What seems to be missing in both the Italian and ethnic associations is the creation of a collective action that would make it possible not only to question but also to transform social structures (Moane, 2003; Paloma & Manzano-Arrondo, 2011; Pozzi, Fattori, Bocchiaro, & Alfieri, 2014; Prilleltensky, 2003, 2008). It thus seems crucial to ensure that the passage “from reflection to action” is accomplished in order to promote empowering community narratives (Balcazar et al., 2012) and to develop sociopolitical empowerment. The sociopolitical empowerment of migrants is indispensable to counter the inequality that they experience and to allow them to become politically active members of society who contribute to its development (Montero, 2009).

3 Implications

The “European Foundation for the Improvement of Living and Working Conditions” (2006) states that social participation is a fundamental element for fostering the integration of migrants. In the 2006 report, the authors argue that local institutions should promote this type of activity through incentives, public relations, and financial support. In particular, in order to develop an integrative process, it might be useful to support migrant associations, which are examples of self-organization and represent the roots of democracy and civil society. Further indications come from Flanagan, Gallay, Gill, Gallay, and Nti (2005) and Zeldin and Topitzes (2002), who identified another instrument of integration: teaching ethical and democratic values in schools in order to promote an interest in politics in the new generation of migrants.

Therefore, the efficacy of designing interventions for migrants that not only provide services but also allow them to take an active position is clear. The active engagement of young migrants is enriching for themselves and for the entire community, promoting dialogue and positive coexistence. Projects aimed at developing a sense of citizenship and social participation should encourage foreigners and native-born persons to join voluntary associations in order to promote integration, intercultural exchange, and active citizenship.

Traditionally citizenship is the belonging of a person to a state. Citizenship is therefore a concept that implies the belonging of the person to an institutionalized political community, the state, with the assumption of a set of rights and duties.

In Italy, for example, it is considered an Italian citizen from birth the child of a father or mother citizen at the time of his birth, wherever it takes place. The principles on which Italian citizenship is based are (a) the transmissibility of citizenship by descent “iure sanguinis,” (b) the purchase “iure soli” (by birth on the territory) in some cases, and c) the possibility of dual citizenship by a formal request.
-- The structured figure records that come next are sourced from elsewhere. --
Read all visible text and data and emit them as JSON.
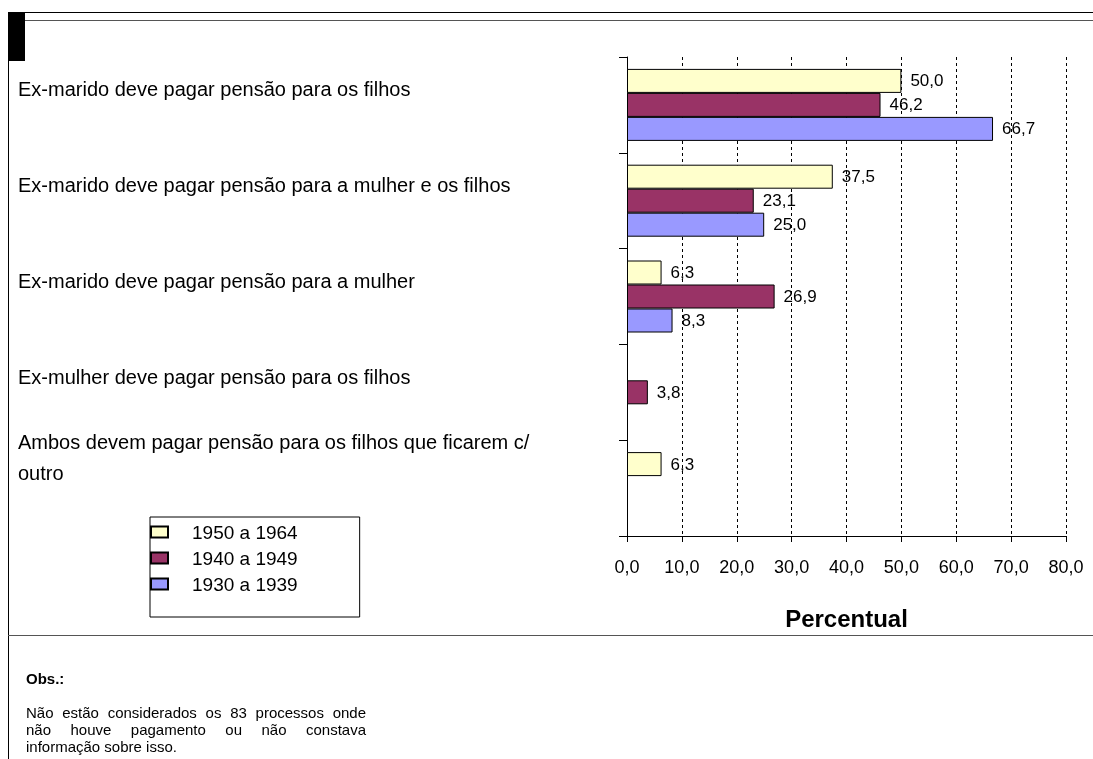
{
  "chart_data": {
    "type": "bar",
    "orientation": "horizontal",
    "xlabel": "Percentual",
    "categories": [
      "Ex-marido deve pagar pensão para os filhos",
      "Ex-marido deve pagar pensão para a mulher e os filhos",
      "Ex-marido deve pagar pensão para a mulher",
      "Ex-mulher deve pagar pensão para os filhos",
      "Ambos devem pagar pensão para os filhos que ficarem c/ outro"
    ],
    "series": [
      {
        "name": "1950 a 1964",
        "color": "#ffffcc",
        "values": [
          50.0,
          37.5,
          6.3,
          null,
          6.3
        ],
        "value_labels": [
          "50,0",
          "37,5",
          "6,3",
          null,
          "6,3"
        ]
      },
      {
        "name": "1940 a 1949",
        "color": "#993366",
        "values": [
          46.2,
          23.1,
          26.9,
          3.8,
          null
        ],
        "value_labels": [
          "46,2",
          "23,1",
          "26,9",
          "3,8",
          null
        ]
      },
      {
        "name": "1930 a 1939",
        "color": "#9999ff",
        "values": [
          66.7,
          25.0,
          8.3,
          null,
          null
        ],
        "value_labels": [
          "66,7",
          "25,0",
          "8,3",
          null,
          null
        ]
      }
    ],
    "xlim": [
      0,
      80
    ],
    "xticks": [
      {
        "value": 0,
        "label": "0,0"
      },
      {
        "value": 10,
        "label": "10,0"
      },
      {
        "value": 20,
        "label": "20,0"
      },
      {
        "value": 30,
        "label": "30,0"
      },
      {
        "value": 40,
        "label": "40,0"
      },
      {
        "value": 50,
        "label": "50,0"
      },
      {
        "value": 60,
        "label": "60,0"
      },
      {
        "value": 70,
        "label": "70,0"
      },
      {
        "value": 80,
        "label": "80,0"
      }
    ],
    "grid": "x",
    "legend": "bottom left",
    "annotations": [
      "Obs.:",
      "Não estão considerados os 83 processos onde não houve pagamento ou não constava informação sobre isso."
    ]
  }
}
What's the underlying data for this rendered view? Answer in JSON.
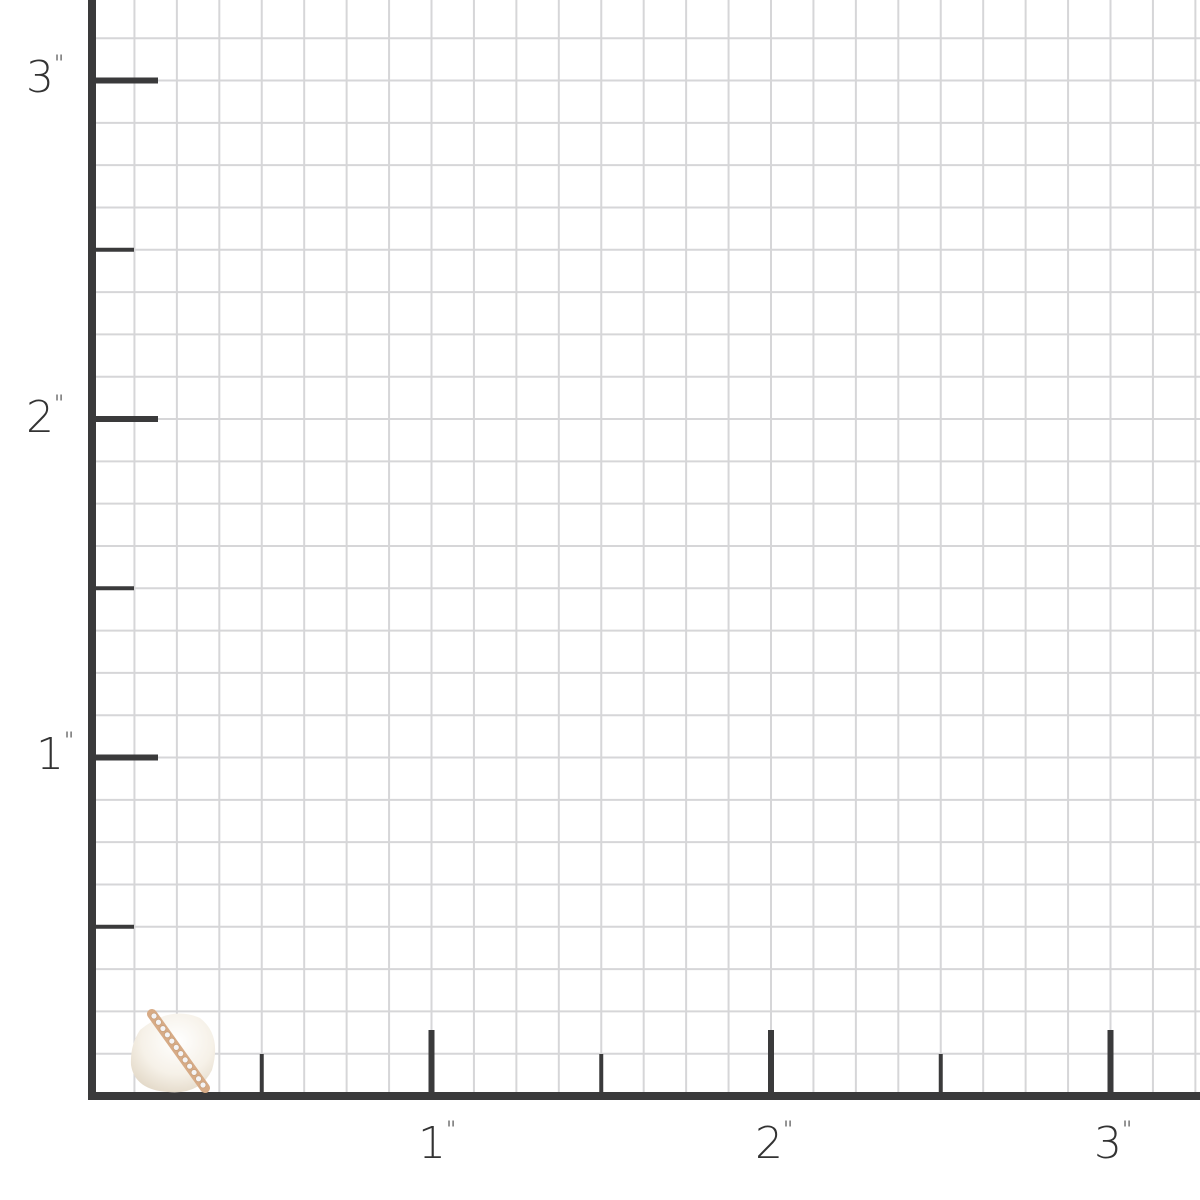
{
  "ruler": {
    "unit_symbol": "\"",
    "x_labels": [
      "1",
      "2",
      "3"
    ],
    "y_labels": [
      "1",
      "2",
      "3"
    ],
    "grid_divisions_per_inch": 8,
    "axis_color": "#3a3a3b",
    "grid_color": "#d6d6d8"
  },
  "product": {
    "name_icon": "pearl-diamond-earring-icon"
  }
}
For many scholars, citizenship has been devalued as a tool of integration (Joppke & Morawska, 2014). As social and economic entitlements are legitimized not by nation-states and national policy but by the discourse of “universal personhood,” international norms, and treaties, the traditional association between citizenship and rights, between the national state and the individual, has been broken David Jacobson claims in Rights Across Borders Jacobson (1996). We can suppose then that integration occurs independently of national citizenship. The growing number of foreigners, but especially the children of migrants present in Italy, should make us question and reflect on the inadequacy of our categories of citizenship and integration, and the phenomenon of associative engagement could certainly signal a turning point away from a type of thinking that has not kept up with the times. The person who commits to the good of his/her country is a citizen, enthusiastically donating time to make it a better place; the notion of citizenship should extend to the will to activate oneself in one’s own life context. It is in this sense that the results of this study reveal interesting perspectives that are not only theoretical but also practical, demonstrating the positive implications of participating in associations for the process of integration and identity definition in young migrants in relationship with the native born for the construction of a fairer multicultural society.